Lange is mindful of the fact that it is very easy for students to feel lost in a university of this size. “While many students are proactive enough to seek out the faculty and staff they need,” he explains, “we want to get more students connected to the Advising Center as a way to help them get their questions answered and find the services and resources they need to be successful here. We also want to help students become more thoughtful about the path that they will take as they prepare to leave UMass Amherst. We are encouraging students to do more career exploration before the senior year and get them thinking about practical experiences like internships.”
On any given day, Lange works on a variety of tasks that fall into two general categories: the functioning of the Advising Center and representing SBS on various university committees. “My day,” he says, “might include responding to emails from students needing advising services, meeting with faculty or staff about undergraduate advising, speaking with colleagues in other colleges about how they deliver advising services, brainstorming with SBS staff about how we can improve aspects of the first-year experience, and meeting with a campus-wide committee.”
Being back on the UMass Amherst campus closes a loop for Lange that began a number of years ago. “I began my career as a counselor in the public schools of Nebraska, working with students and teachers in a program designed to stem the drop-out problem,” he says. “Soon, I realized that to be more effective, I needed more education. So, I went to graduate school, first while I was working as a counselor and subsequently in a clinical psychology doctoral program. In a twist of fate, I came to UMass Amherst to do my clinical internship at Mental Health Services.”
After years of practice in clinical psychology, Lange started teaching a psychology class at Holyoke Community College about 20 years ago. “I thoroughly enjoyed it,” he says. Since then his work has focused on teaching psychology and a small private practice in clinical work, coaching individuals for personal success and consulting with organizations in group process facilitation, training and team building.
During the last few years, Lange took on the task of helping HCC assess and improve its education of new students. Besides working with a college-wide task force to develop and implement a first-year experience program, he also created and directed an orientation program for new faculty. Lange has served on the Massachusetts Board of Higher Education’s task force on graduation and retention, and was chair of the HCC psychology department.

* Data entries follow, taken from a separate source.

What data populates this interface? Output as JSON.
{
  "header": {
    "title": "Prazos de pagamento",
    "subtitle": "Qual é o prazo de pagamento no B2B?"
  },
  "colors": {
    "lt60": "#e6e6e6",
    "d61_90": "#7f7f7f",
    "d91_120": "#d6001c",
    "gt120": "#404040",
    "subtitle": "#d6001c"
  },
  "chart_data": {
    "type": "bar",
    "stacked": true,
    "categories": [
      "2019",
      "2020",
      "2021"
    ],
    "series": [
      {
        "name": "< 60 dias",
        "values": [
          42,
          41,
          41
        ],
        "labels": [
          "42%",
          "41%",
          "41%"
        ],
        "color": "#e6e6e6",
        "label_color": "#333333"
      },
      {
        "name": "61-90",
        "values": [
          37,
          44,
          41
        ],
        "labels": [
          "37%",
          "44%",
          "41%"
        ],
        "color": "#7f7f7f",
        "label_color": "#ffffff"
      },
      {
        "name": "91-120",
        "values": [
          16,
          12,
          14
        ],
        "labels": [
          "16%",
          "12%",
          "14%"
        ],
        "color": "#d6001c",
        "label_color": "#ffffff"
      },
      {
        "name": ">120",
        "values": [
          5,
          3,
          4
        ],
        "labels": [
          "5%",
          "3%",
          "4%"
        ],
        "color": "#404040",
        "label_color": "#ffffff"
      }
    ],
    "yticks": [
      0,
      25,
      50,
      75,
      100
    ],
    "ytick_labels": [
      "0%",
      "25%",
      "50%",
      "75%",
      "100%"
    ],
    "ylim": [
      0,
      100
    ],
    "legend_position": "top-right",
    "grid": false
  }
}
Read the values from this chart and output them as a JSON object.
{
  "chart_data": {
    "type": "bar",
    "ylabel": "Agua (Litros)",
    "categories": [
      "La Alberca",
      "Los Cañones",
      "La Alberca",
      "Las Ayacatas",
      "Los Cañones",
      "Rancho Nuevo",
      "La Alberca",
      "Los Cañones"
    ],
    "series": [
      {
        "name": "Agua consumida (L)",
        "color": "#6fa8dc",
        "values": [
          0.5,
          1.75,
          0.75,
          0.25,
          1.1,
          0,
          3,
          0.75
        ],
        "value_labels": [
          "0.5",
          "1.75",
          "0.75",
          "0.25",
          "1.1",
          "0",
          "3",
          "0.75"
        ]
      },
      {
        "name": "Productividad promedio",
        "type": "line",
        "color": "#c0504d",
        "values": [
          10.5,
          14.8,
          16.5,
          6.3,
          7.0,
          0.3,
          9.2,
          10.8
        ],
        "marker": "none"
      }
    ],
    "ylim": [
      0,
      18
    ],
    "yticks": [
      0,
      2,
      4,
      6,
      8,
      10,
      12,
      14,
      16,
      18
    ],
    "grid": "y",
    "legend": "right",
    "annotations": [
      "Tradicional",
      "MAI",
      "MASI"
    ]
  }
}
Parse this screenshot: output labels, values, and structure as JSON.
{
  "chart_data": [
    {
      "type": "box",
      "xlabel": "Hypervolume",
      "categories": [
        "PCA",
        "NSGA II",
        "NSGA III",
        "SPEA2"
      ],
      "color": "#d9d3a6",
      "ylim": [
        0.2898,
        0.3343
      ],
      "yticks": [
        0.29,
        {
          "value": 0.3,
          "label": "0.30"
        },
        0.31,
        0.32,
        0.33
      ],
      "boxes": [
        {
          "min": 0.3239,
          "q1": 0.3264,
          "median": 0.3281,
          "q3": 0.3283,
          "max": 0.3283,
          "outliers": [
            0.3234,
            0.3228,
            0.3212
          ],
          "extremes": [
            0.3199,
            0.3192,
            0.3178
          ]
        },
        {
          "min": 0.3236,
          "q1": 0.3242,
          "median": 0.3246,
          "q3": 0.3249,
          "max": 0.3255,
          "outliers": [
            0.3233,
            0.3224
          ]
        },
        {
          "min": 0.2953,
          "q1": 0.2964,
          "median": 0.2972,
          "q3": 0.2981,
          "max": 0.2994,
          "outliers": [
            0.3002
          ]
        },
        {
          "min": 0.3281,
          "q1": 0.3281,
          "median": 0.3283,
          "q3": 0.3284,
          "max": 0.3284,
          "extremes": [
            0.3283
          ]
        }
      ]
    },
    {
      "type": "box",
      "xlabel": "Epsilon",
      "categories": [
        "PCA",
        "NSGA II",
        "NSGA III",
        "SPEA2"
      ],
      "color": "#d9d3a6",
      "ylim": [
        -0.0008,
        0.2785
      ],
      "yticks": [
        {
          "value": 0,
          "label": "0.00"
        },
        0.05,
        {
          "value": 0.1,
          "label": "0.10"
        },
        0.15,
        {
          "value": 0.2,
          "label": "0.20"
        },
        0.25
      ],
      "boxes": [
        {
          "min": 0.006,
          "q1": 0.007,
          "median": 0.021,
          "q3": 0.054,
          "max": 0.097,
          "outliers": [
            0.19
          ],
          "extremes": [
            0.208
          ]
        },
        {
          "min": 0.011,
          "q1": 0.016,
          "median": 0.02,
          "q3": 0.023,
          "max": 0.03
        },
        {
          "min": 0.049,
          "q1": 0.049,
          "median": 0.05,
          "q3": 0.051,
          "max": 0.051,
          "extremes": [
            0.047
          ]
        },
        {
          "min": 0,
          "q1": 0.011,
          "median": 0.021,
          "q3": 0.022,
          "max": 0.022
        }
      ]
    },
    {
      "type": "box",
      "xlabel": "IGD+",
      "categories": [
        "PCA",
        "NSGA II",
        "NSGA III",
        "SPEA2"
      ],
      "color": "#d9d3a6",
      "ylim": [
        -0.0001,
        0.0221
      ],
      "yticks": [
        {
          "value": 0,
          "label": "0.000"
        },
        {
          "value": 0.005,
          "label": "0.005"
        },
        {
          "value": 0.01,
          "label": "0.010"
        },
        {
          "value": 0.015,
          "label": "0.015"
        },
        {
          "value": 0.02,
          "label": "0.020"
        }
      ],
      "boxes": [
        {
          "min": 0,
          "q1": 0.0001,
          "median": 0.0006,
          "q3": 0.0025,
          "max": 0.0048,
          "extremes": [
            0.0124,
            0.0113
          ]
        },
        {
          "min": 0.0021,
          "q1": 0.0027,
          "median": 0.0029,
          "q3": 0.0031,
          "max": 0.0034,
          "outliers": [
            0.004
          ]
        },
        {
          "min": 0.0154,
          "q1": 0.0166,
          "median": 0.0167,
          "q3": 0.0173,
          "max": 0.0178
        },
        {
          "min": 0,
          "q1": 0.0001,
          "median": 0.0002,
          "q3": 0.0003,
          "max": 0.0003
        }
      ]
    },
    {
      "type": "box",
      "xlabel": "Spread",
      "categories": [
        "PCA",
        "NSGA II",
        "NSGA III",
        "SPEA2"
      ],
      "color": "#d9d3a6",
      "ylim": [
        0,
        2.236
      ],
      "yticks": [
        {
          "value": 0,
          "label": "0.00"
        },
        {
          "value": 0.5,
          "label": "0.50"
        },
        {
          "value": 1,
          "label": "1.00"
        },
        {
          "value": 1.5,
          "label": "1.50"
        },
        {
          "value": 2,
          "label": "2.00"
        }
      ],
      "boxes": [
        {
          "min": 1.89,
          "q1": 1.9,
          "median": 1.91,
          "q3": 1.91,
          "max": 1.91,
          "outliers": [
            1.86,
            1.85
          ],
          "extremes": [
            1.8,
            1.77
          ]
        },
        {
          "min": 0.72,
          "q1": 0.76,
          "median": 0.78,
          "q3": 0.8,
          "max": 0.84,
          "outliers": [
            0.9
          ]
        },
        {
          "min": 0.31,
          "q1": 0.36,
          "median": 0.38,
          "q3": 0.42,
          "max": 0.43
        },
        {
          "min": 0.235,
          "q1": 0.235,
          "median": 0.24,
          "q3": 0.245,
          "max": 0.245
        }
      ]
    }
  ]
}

“Almost everything about working with students appeals to me,” Lange says with his typical enthusiasm. “Every student is here for an important piece of their life development. We have a unique opportunity to make a positive contribution to that process, from students who aren’t certain of their vocational interests—but are making an important transition from adolescence to adulthood—to older, nontraditional students, who have consciously made this important step in their lives. Classroom learning, interacting with peers, learning to be productive citizens…all of this is exciting and beneficial to all involved. Whether it is teaching a class that stimulates student learning, helping an individual navigate a personal crisis, or just witnessing a student building personal relationships, I find working with students to be very rewarding.”
Lange is a strong proponent of the liberal arts. “A liberal arts degree offers a great start for so many careers,” he says. “I suggest picking an area that seems most interesting and start there. Once you start down that path, you’ll get a clearer sense of where you want to go. Here at UMass Amherst, we have an outstanding faculty and professional staff. Because of its size, opportunities abound in so many academic areas. Regardless of a student’s initial interest, he or she has lots to explore along the way. We also offer a tremendous variety of social opportunity within our diverse student body. Combined with Five-College connections, internships, and study abroad opportunities, a UMass Amherst student can go anywhere and do anything. And remember, the SBS Advising Center in 128 Thompson Hall can help you sort it all out.”